First week (week 34)

• Monday: Naive set theory: basic definitions and facts about sets, de Morgan's laws, functions, range and domain of a function, properties of functions: injective, surjective and bijective. See Chapter 1 in the Lecture Notes.

• Tuesday: Left and right inverses, inverses for functions and their characterization in terms of injectivity, surjectivity and bijectivity, countable and uncountable sets, Cantor's diagonal argument. See Chapter 1 in the Lecture Notes.

Second week (week 35)

• Monday: Supremum and infimum of sets, functions and sequences: Definitions, examples and basic statements. See Chapter 1 in the Lecture Notes.

• Tuesday: Definition of real and complex vector spaces, basic examples of vector spaces, subspaces, sum and intersection of vector spaces, direct sums. See Chapter 2 in the Lecture Notes.

Third week (week 36)

• Monday: Norms, basic properties, examples, ||.||_p norms on the space of real n-tuples, Young's inequality, Hoelder inequality See Chapter 3 in the Lecture Notes.

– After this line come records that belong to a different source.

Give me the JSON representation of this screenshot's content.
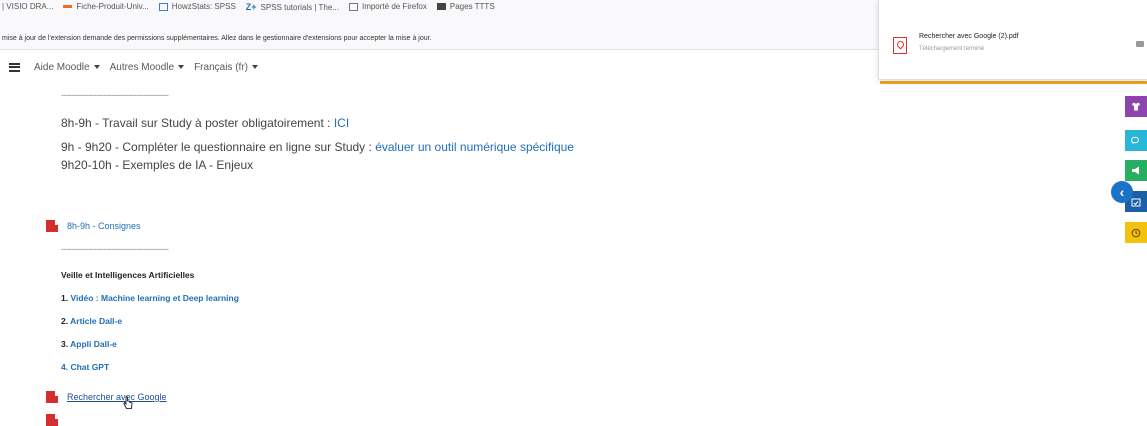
{
  "bookmarks": [
    {
      "label": "| VISIO DRA...",
      "color": "#888888"
    },
    {
      "label": "Fiche-Produit-Univ...",
      "color": "#f06e1e"
    },
    {
      "label": "HowzStats: SPSS",
      "color": "#3a7bd5"
    },
    {
      "label": "SPSS tutorials | The...",
      "color": "#2b6cb0"
    },
    {
      "label": "Importé de Firefox",
      "color": "#777777"
    },
    {
      "label": "Pages TTTS",
      "color": "#444444"
    }
  ],
  "notice": "mise à jour de l'extension demande des permissions supplémentaires. Allez dans le gestionnaire d'extensions pour accepter la mise à jour.",
  "navbar": {
    "items": [
      "Aide Moodle",
      "Autres Moodle",
      "Français (fr)"
    ]
  },
  "downloads": {
    "filename": "Rechercher avec Google (2).pdf",
    "status": "Téléchargement terminé"
  },
  "content": {
    "separator": "-------------------------------------------",
    "line1_text": "8h-9h - Travail sur Study à poster obligatoirement : ",
    "line1_link": "ICI",
    "line2_text": "9h - 9h20 - Compléter le questionnaire en ligne sur Study : ",
    "line2_link": "évaluer un outil numérique spécifique",
    "line3_text": "9h20-10h - Exemples de IA - Enjeux",
    "resource1": "8h-9h - Consignes",
    "heading": "Veille et Intelligences Artificielles",
    "item1_num": "1. ",
    "item1_link": "Vidéo : Machine learning et Deep learning",
    "item2_num": "2. ",
    "item2_link": "Article Dall-e",
    "item3_num": "3. ",
    "item3_link": "Appli Dall-e",
    "item4_link": "4. Chat GPT",
    "resource2": "Rechercher avec Google"
  },
  "side_colors": {
    "purple": "#8e44ad",
    "cyan": "#29b6d8",
    "green": "#27ae60",
    "blue": "#1a5fa8",
    "yellow": "#f4c20d"
  }
}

• Tuesday: Minkowski inequality, Triangle inequality for ||.||_p norms of real n-tuples; complex n-tuples, sequences and functions. See Chapter 3 in the Lecture Notes.

Fourth week (week 37)

• Monday: Innerproduct spaces (discussion of the differences between real and complex case), Cauchy-Schwarz, examples, polarization identity.
• Tuesday: Characterization of normed spaces coming from an innerproduct (Theorem of Jordan-von Neumann), orthogonality of vectors, Pythagoras theorem.

Fifth week (week 38)

• Monday: Sequences in normed spaces, bounded subsets in normed spaces. Limit points of a subset of a normed space.
• Tuesday: Cauchy sequence, completeness, least upper bound property of the real numbers.

Sixth week (week 39)

• Monday: Completeness of sequence spaces, pointwise and uniform convergence of continuous functions.
• Tuesday: Completeness of continuous functions on a bounded interval for the supremum norm. Continuity of functions between normed spaces and sequential convergence. Formulation of Banach Fixed Point Theorem.

Seventh week (week 40)

• Monday: Application of Banach's Fixed Point Theorem to Newton's method and to the solution of integral equations, discussion of examples of integral operators (finite-rank operators), Closed, open sets and the boundary of a set: definitions and basic properties.

Eight week (week 41)

• Monday: Characterization of the epsilon-delta definition of continuity in terms of preimages of open sets, bounded operators.
• Tuesday: Continuity of linear maps between normed spaces is equivalent to boundedness, examples (finite-dimensional, matrices between sequence spaces and integral operators), operator norm, completeness of the normed space of bounded mappings for complete target spaces.

Ninth week (week 42)

• Monday: Banach fixed point for solving systems of linear equations, condition number of bounded linear maps, equivalent norms,
• Tuesday: More equivalence of norms. All norms are equivalent in finite-dimensional normed spaces. Examples of closed subspaces and definition of the orthogonal complement.

Tenth week (week 43)

• Monday: Best approximation in Hilbert spaces. The projection theorem. Introduced the projections associated with the projection theorem.
• Tuesday: Riesz' representation theorem. The adjoint operator.

Twelfth week (week 45)

• Monday: Schur form, diagonalizable matrices are dense in the space of all matrices.
• Tuesday: Normal upper triangular matrices are diagonal, basic facts about unitarily diagonalizable matrices.

Eleventh week (week 44)

• Monday: Basic facts about linear transformations between finite-dimensional vector spaces: Change of basis, equivalent matrices, similar matrices, rank-nullity theorem.
• Tuesday: Invariant subspaces, eigenspaces, diagonalizable matrices, existence of eigenvalues for complex matrices.

Thirteenth week (week 46)

• Monday: Spectral theorem for normal operators, positive operators, the matrices AA* and A*A.
• Tuesday: Singular value decomposition, least squares solutions, minimal norm solutions, pseudo-inverse

Fourteenth week (week 47)

• Monday: Generalized eigenvectors and generalized eigenspaces, Jordan blocks, Jordan chains, nilpotent operators, Cayley-Hamilton, minimal polynomial.
• Tuesday: Jordan normal form, exponential of a matrix, solution of vector valued ordinary differential equations, brief discussion of the theorem of Picard-Lindeloef.